Hierarchy Review 2024 Tv Show Series Cast Crew Online
As a new school year starts at the exclusive Jooshin High School, the students gather for a first day assembly. The school’s motto is “Noblesse Oblige”, and following that motto, a new scholarship student, Kang Ha (Lee Chae-min), is introduced. He starts to talk to the students, but is cut off when Kim Ri-an (Kim Jae-won) enters the auditorium with his friend Lee Woo-jin (Lee Won-jung). Ri-an is the most important student at the school, given that he’s in line to take over the Jooshin Group, the corporation that owns the school.
Ha has no idea about the protocols that surround Ri-an and the other high-status students there; he’s admonished when he gets up to leave the assembly before Ri-an does, and is excoriated when he wanders into the “Special” English classroom by mistake.

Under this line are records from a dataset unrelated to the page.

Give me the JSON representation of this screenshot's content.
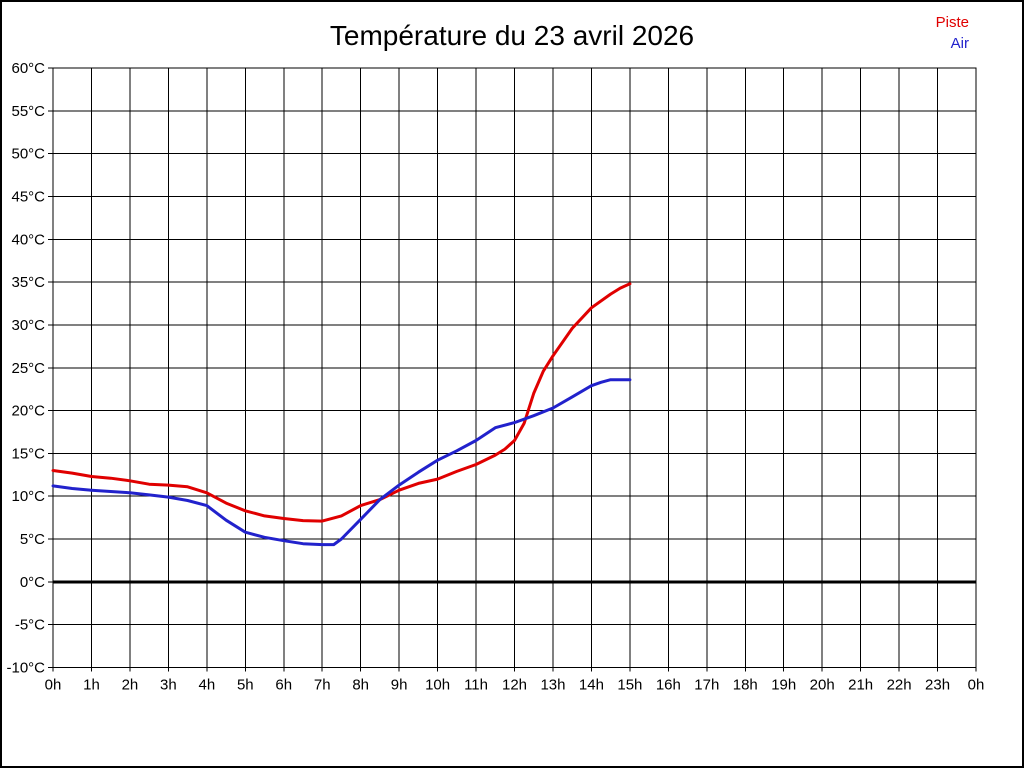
{
  "chart_data": {
    "type": "line",
    "title": "Température du 23 avril 2026",
    "grid": true,
    "legend_position": "top-right",
    "x_axis": {
      "label": "",
      "unit": "h",
      "min": 0,
      "max": 24,
      "tick_values": [
        0,
        1,
        2,
        3,
        4,
        5,
        6,
        7,
        8,
        9,
        10,
        11,
        12,
        13,
        14,
        15,
        16,
        17,
        18,
        19,
        20,
        21,
        22,
        23,
        24
      ],
      "tick_labels": [
        "0h",
        "1h",
        "2h",
        "3h",
        "4h",
        "5h",
        "6h",
        "7h",
        "8h",
        "9h",
        "10h",
        "11h",
        "12h",
        "13h",
        "14h",
        "15h",
        "16h",
        "17h",
        "18h",
        "19h",
        "20h",
        "21h",
        "22h",
        "23h",
        "0h"
      ]
    },
    "y_axis": {
      "label": "",
      "unit": "°C",
      "min": -10,
      "max": 60,
      "tick_values": [
        60,
        55,
        50,
        45,
        40,
        35,
        30,
        25,
        20,
        15,
        10,
        5,
        0,
        -5,
        -10
      ],
      "tick_labels": [
        "60°C",
        "55°C",
        "50°C",
        "45°C",
        "40°C",
        "35°C",
        "30°C",
        "25°C",
        "20°C",
        "15°C",
        "10°C",
        "5°C",
        "0°C",
        "-5°C",
        "-10°C"
      ]
    },
    "zero_line": {
      "value": 0,
      "color": "#000000",
      "width": 3
    },
    "series": [
      {
        "name": "Piste",
        "color": "#e00000",
        "points": [
          [
            0,
            13.0
          ],
          [
            0.5,
            12.7
          ],
          [
            1,
            12.3
          ],
          [
            1.5,
            12.1
          ],
          [
            2,
            11.8
          ],
          [
            2.5,
            11.4
          ],
          [
            3,
            11.3
          ],
          [
            3.5,
            11.1
          ],
          [
            4,
            10.4
          ],
          [
            4.5,
            9.2
          ],
          [
            5,
            8.3
          ],
          [
            5.5,
            7.7
          ],
          [
            6,
            7.4
          ],
          [
            6.5,
            7.15
          ],
          [
            7,
            7.1
          ],
          [
            7.5,
            7.7
          ],
          [
            8,
            8.9
          ],
          [
            8.5,
            9.6
          ],
          [
            9,
            10.7
          ],
          [
            9.5,
            11.5
          ],
          [
            10,
            12.0
          ],
          [
            10.5,
            12.9
          ],
          [
            11,
            13.7
          ],
          [
            11.5,
            14.8
          ],
          [
            11.75,
            15.5
          ],
          [
            12,
            16.5
          ],
          [
            12.25,
            18.5
          ],
          [
            12.5,
            22.0
          ],
          [
            12.75,
            24.6
          ],
          [
            13,
            26.4
          ],
          [
            13.5,
            29.6
          ],
          [
            14,
            32.0
          ],
          [
            14.5,
            33.6
          ],
          [
            14.75,
            34.3
          ],
          [
            15,
            34.8
          ]
        ]
      },
      {
        "name": "Air",
        "color": "#2222cc",
        "points": [
          [
            0,
            11.2
          ],
          [
            0.5,
            10.9
          ],
          [
            1,
            10.7
          ],
          [
            1.5,
            10.55
          ],
          [
            2,
            10.4
          ],
          [
            2.5,
            10.15
          ],
          [
            3,
            9.9
          ],
          [
            3.5,
            9.5
          ],
          [
            4,
            8.9
          ],
          [
            4.5,
            7.2
          ],
          [
            5,
            5.8
          ],
          [
            5.5,
            5.2
          ],
          [
            6,
            4.8
          ],
          [
            6.5,
            4.45
          ],
          [
            7,
            4.35
          ],
          [
            7.3,
            4.35
          ],
          [
            7.5,
            5.0
          ],
          [
            8,
            7.3
          ],
          [
            8.5,
            9.6
          ],
          [
            9,
            11.3
          ],
          [
            9.5,
            12.8
          ],
          [
            10,
            14.2
          ],
          [
            10.5,
            15.3
          ],
          [
            11,
            16.5
          ],
          [
            11.5,
            18.0
          ],
          [
            12,
            18.6
          ],
          [
            12.5,
            19.4
          ],
          [
            13,
            20.3
          ],
          [
            13.5,
            21.6
          ],
          [
            14,
            22.9
          ],
          [
            14.25,
            23.3
          ],
          [
            14.5,
            23.6
          ],
          [
            15,
            23.6
          ]
        ]
      }
    ]
  }
}
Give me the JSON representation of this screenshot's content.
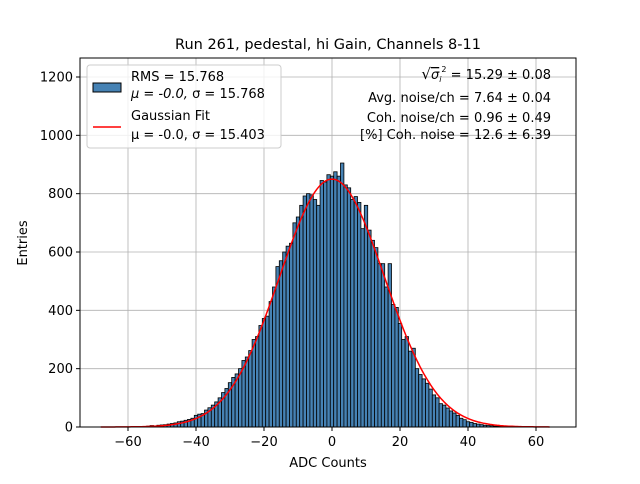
{
  "chart_data": {
    "type": "bar",
    "title": "Run 261, pedestal, hi Gain, Channels 8-11",
    "xlabel": "ADC Counts",
    "ylabel": "Entries",
    "xlim": [
      -74,
      72
    ],
    "ylim": [
      0,
      1260
    ],
    "xticks": [
      -60,
      -40,
      -20,
      0,
      20,
      40,
      60
    ],
    "yticks": [
      0,
      200,
      400,
      600,
      800,
      1000,
      1200
    ],
    "grid": true,
    "bin_width": 1,
    "bin_start": -56,
    "histogram": {
      "color": "#4682b4",
      "edgecolor": "#000000",
      "values": [
        1,
        2,
        3,
        5,
        4,
        6,
        7,
        8,
        10,
        12,
        14,
        18,
        20,
        23,
        26,
        30,
        40,
        44,
        46,
        58,
        66,
        75,
        86,
        100,
        118,
        132,
        152,
        170,
        182,
        200,
        228,
        240,
        262,
        300,
        310,
        348,
        372,
        380,
        430,
        480,
        550,
        570,
        600,
        620,
        630,
        700,
        720,
        760,
        792,
        800,
        796,
        780,
        760,
        845,
        840,
        865,
        860,
        875,
        860,
        905,
        830,
        820,
        780,
        790,
        770,
        680,
        760,
        675,
        640,
        615,
        560,
        560,
        480,
        560,
        420,
        410,
        355,
        300,
        310,
        260,
        270,
        200,
        180,
        165,
        150,
        130,
        110,
        100,
        80,
        75,
        65,
        55,
        48,
        40,
        30,
        25,
        18,
        16,
        12,
        10,
        8,
        6,
        5,
        4,
        3,
        2,
        2,
        1,
        1
      ]
    },
    "fit": {
      "color": "#ff0000",
      "type": "gaussian",
      "amplitude": 850,
      "mu": 0.0,
      "sigma": 15.403,
      "x_range": [
        -68,
        64
      ]
    },
    "legend": {
      "placement": "upper-left",
      "entries": [
        {
          "line1": "RMS = 15.768",
          "line2_mu": "μ = -0.0, ",
          "line2_sigma": "σ = 15.768"
        },
        {
          "line1": "Gaussian Fit",
          "line2_mu": "μ = -0.0, ",
          "line2_sigma": "σ = 15.403"
        }
      ]
    },
    "annotations": {
      "placement": "upper-right",
      "sqrt_sym": "√",
      "sigma": "σ",
      "sub": "i",
      "sup": "2",
      "line1_value": " = 15.29 ± 0.08",
      "line2": "Avg. noise/ch = 7.64 ± 0.04",
      "line3": "Coh. noise/ch = 0.96 ± 0.49",
      "line4": "[%] Coh. noise = 12.6 ± 6.39"
    }
  }
}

In the meantime, there’s a bit of a rift in Ri-an’s circle; his girlfriend, Jung Jae-i (Roh Jeong-eui), a scion of a rival of the Jooshin Group, had been distant with him in the time leading up to her spending the summer in California. During her three months in the U.S., she didn’t contact him at all. Yoon He-ra (Ji Hye-won) senses the rift and takes a pass at Ri-an that gets rejected. She then goes to the airport to pick up her friend Jae-i.
Jae-i tells He-ra that she wants the four of them to gather at the local racetrack, which He-ra finds mysterious. Before that meeting, she’s at a formal lunch with her parents, who are entertaining some bigwigs. A piano plays softly in the background. Jae-i’s father takes her aside and tells her that the dress she picked wasn’t appropriate and her lipstick is “trashy,” just like the woman who gave birth to her (the woman who raised her is her stepmother).
Jae-i sees the piano player, who flirts with her; she asks him if she can borrow his shirt. When she meets Ri-an, Woo-jin and He-ra at the track, she challenges Ri-an to a race in their respective sports cars. She wins, and tells Ri-an that they need to break up.
Despite Ha being told by other scholarship students not to “annoy” the elite students, and warned that Ri-an was responsible for the death of the scholarship student he replaced, Ha boldly introduces himself to Ri-an.
He-ra takes the opportunity to invite him to a “welcome party.” Ostensibly, he’s there to be ridiculed, and people are even shocked that he showed up. But, despite He-ra’s attempts to humiliate him via some altered booze, Ha makes waves right as Ri-an tries to reconcile with Jae-i.
Hierarchy isn’t a direct remake of Elite, but it might as well be. It’s Elite without the sex and nudity; aside from the connections the elite students have to South Korea’s family-run conglomerates, not much else is different.
That doesn’t necessarily mean that Hierarchy isn’t worth watching. Fans of this genre can’t get enough of shows like these, and there’s just enough soapy stuff going on to attract people who love watching students in preppy uniforms being terrible to each other.
However, none of the characters we’ve seen in this series particularly stand out. The scion of a prominent family that has a secret? Check. The dominant “king” of the school that may or may not have violence in his past? Check. The scholarship student that infiltrates the elite crowd despite warnings not to? Check, check, check.
It’s pretty obvious that Ha and Jae-i are going to become an unlikely couple, which may shield him from some of the vitriol the scholarship students usually get. But Ha’s purpose for being at the school is revealed at the end of the episode, which might make things a little more interesting than we’re led to believe.
It really does feel like every country that produces TV series needs to have one of these kinds of shows, if only to show how class differences play out in their part of the world. But, they all end up looking alike after awhile, so your mileage may vary on this one, depending on if you’re a fan of the genre or not.